И как-то само собой наши прежние чаепития с купленными вскладчину сушками и печеньем сменились на угощения “клиентов” с конфетами и пирожными; а однажды президент попросил “обласкать” одного клиента, и мы что-то для него делали, а он приносил коньяк и фрукты…

* * *

Промелькнуло полгода.

Второй транш все не приходил, уплата жалования стала крайне нерегулярной и среди сотрудников начался ропот и поиски работы с регулярным жалованием.

Бывший физик вернулся на рынок, пара докторов наук эмигрировали, администратор системы устроилась бухгалтером в церковь, имущество же агентства было арестовано и продано за долги — но незадолго до этого печального финала я посетил президента по его просьбе.

Ранние московские сумерки опустились на город, когда я вошел в зал со стеклянным куполом и не узнал зала: вместо привычного сияния ламп дневного света лишь несколько светильников около кабинета президента создавали светлые круги на затоптанном паркете.

Голо и неуютно было там, где столько было придумано и выпито чаю.

Исчезло все, что раньше веселило взор: исчезли молоденькие сотрудницы, вечно стрекочущие на клавиатуре, исчезли программисты, не сводящие взор с экранов, исчезли груды микросхем в комнате электронщиков вместе с их хозяевами, исчезли доктора, кандидаты, инженеры, программисты, лишь ряды одинаковых столов терялись в сумраке зала, и не было уже на тех столах ни телефонов, ни недопитых чашек, ни завалов из бумаг, — пусты были столы, и в их полированной наготе была и щемящая беззащитность, и роковая предопределенность — как нагих внесли их в этот зал, так нагими и предстояло им покинуть его, сменив хозяев…

Да и самого кабинета президента коснулся безжалостный ветер перемен — кожаные диван и кресла заменили простые стулья; конторка, где еще недавно сидела секретарша, была пуста, молчали телефоны, и никто не тревожил дверей кабинета.

Лишь президент был по-прежнему бородат и бодр.

Похоже, зримые следы запустения не имели в его глазах того значения, которое придавал ему сторонний взгляд.

Вместе с несколькими верными соратниками — сообщил он мне — им разработан новый прожект, который вмиг поправит все.

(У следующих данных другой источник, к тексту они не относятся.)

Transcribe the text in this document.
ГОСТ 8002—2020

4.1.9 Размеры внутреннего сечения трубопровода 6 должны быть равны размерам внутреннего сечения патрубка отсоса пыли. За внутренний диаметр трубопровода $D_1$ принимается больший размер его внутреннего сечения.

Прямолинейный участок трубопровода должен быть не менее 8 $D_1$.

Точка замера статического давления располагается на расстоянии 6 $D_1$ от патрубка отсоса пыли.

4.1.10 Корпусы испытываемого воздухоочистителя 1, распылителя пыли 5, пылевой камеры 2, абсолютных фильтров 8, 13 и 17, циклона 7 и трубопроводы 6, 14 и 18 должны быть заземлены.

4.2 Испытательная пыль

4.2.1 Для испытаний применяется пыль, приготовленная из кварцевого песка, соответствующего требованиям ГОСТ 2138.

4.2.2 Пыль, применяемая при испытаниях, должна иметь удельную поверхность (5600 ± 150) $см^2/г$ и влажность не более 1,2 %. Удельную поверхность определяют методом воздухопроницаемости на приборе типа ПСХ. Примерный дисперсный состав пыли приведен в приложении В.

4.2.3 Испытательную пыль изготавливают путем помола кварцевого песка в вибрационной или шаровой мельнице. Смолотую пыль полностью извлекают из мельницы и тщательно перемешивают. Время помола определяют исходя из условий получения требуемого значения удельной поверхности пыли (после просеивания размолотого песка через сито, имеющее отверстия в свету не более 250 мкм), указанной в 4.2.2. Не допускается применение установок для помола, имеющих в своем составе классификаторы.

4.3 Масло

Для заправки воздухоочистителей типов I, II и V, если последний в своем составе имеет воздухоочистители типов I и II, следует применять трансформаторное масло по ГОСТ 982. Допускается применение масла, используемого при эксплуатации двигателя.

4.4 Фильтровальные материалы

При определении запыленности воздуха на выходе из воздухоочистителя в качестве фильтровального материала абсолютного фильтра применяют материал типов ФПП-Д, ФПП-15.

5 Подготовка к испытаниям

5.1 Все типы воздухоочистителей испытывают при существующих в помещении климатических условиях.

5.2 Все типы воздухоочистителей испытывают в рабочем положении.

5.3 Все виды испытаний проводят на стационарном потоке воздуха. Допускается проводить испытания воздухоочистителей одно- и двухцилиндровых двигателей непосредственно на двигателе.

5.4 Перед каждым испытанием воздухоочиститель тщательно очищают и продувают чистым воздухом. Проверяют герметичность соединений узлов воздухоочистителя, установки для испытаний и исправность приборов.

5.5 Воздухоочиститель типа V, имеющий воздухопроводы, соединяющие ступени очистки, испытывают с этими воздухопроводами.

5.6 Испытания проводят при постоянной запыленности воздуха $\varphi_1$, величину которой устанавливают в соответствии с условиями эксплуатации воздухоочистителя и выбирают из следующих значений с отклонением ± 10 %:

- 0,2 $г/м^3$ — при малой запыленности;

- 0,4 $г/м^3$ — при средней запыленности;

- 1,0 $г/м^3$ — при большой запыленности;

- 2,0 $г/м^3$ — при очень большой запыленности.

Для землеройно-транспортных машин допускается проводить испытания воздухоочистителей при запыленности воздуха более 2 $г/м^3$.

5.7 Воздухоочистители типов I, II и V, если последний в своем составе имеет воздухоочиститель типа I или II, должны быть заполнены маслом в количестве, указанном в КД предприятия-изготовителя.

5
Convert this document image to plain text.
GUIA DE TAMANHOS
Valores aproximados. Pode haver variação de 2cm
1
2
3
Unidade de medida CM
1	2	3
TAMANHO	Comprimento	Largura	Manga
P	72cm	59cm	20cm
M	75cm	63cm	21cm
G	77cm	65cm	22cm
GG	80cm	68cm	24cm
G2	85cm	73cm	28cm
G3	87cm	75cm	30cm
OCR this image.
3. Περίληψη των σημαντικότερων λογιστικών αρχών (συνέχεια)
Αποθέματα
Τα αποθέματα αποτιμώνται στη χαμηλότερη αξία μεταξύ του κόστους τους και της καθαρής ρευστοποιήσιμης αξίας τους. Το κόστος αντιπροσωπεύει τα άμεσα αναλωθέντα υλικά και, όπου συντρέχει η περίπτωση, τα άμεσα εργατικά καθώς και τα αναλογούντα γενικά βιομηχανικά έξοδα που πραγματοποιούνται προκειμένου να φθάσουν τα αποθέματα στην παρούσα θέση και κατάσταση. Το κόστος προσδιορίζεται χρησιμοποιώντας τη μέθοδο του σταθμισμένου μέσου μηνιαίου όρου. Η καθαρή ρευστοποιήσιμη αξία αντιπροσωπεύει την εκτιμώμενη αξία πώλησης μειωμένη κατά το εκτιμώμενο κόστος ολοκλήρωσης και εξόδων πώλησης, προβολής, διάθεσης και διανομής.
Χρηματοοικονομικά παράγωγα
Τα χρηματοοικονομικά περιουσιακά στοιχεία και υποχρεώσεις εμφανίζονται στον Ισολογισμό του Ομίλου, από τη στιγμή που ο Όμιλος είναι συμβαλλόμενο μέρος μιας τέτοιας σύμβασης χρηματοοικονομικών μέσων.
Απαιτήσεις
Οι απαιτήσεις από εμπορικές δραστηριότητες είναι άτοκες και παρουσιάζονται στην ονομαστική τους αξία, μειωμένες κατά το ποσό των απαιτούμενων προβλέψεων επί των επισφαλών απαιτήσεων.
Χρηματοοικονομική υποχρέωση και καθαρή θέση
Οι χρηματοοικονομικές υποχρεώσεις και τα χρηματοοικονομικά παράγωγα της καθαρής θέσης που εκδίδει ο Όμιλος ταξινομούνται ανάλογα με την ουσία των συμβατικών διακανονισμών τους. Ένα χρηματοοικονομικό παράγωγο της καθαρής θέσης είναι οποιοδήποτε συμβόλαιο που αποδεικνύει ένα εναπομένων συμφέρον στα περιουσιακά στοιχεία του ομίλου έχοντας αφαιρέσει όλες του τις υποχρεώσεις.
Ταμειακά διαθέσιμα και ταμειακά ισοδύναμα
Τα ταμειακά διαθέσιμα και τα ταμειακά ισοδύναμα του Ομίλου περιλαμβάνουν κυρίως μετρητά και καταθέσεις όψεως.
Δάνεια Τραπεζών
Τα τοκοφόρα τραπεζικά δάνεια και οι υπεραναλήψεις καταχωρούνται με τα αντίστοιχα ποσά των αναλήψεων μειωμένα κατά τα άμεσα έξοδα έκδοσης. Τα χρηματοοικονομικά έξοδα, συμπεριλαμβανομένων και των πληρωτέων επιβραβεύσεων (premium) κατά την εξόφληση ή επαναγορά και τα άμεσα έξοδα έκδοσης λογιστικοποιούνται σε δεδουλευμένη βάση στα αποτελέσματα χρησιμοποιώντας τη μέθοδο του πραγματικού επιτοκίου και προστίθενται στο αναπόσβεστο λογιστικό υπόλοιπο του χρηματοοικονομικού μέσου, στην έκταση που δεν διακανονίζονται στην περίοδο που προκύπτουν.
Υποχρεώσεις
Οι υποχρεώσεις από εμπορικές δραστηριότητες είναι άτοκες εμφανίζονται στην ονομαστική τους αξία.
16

В детали он не входил, намекнув лишь — мне одному и по секрету, разумеется, что прожект поддержан на самом верху: один из влиятельнейших тогда сановников — сам Б*! лично позвонил банкиру С*, и тот на этой неделе обещал открыть кредитную линию, а пока смотрели новое помещение — особняк в Филях всем хорош, но требует ремонта, а покровители торопят; просьба же ко мне была самая незначительная — набросать за пару дней — разумеется, бесплатно, в счет будущих доходов, а доходы непременно будут, надо только написать заявление, чтоб оформиться — можно предыдущим месяцем, чтобы проделанная работа была оплачена, так вот, надо составить пояснительную записку, штатное расписание и смету на потребное оборудование, выбрав, разумеется, самое лучшее…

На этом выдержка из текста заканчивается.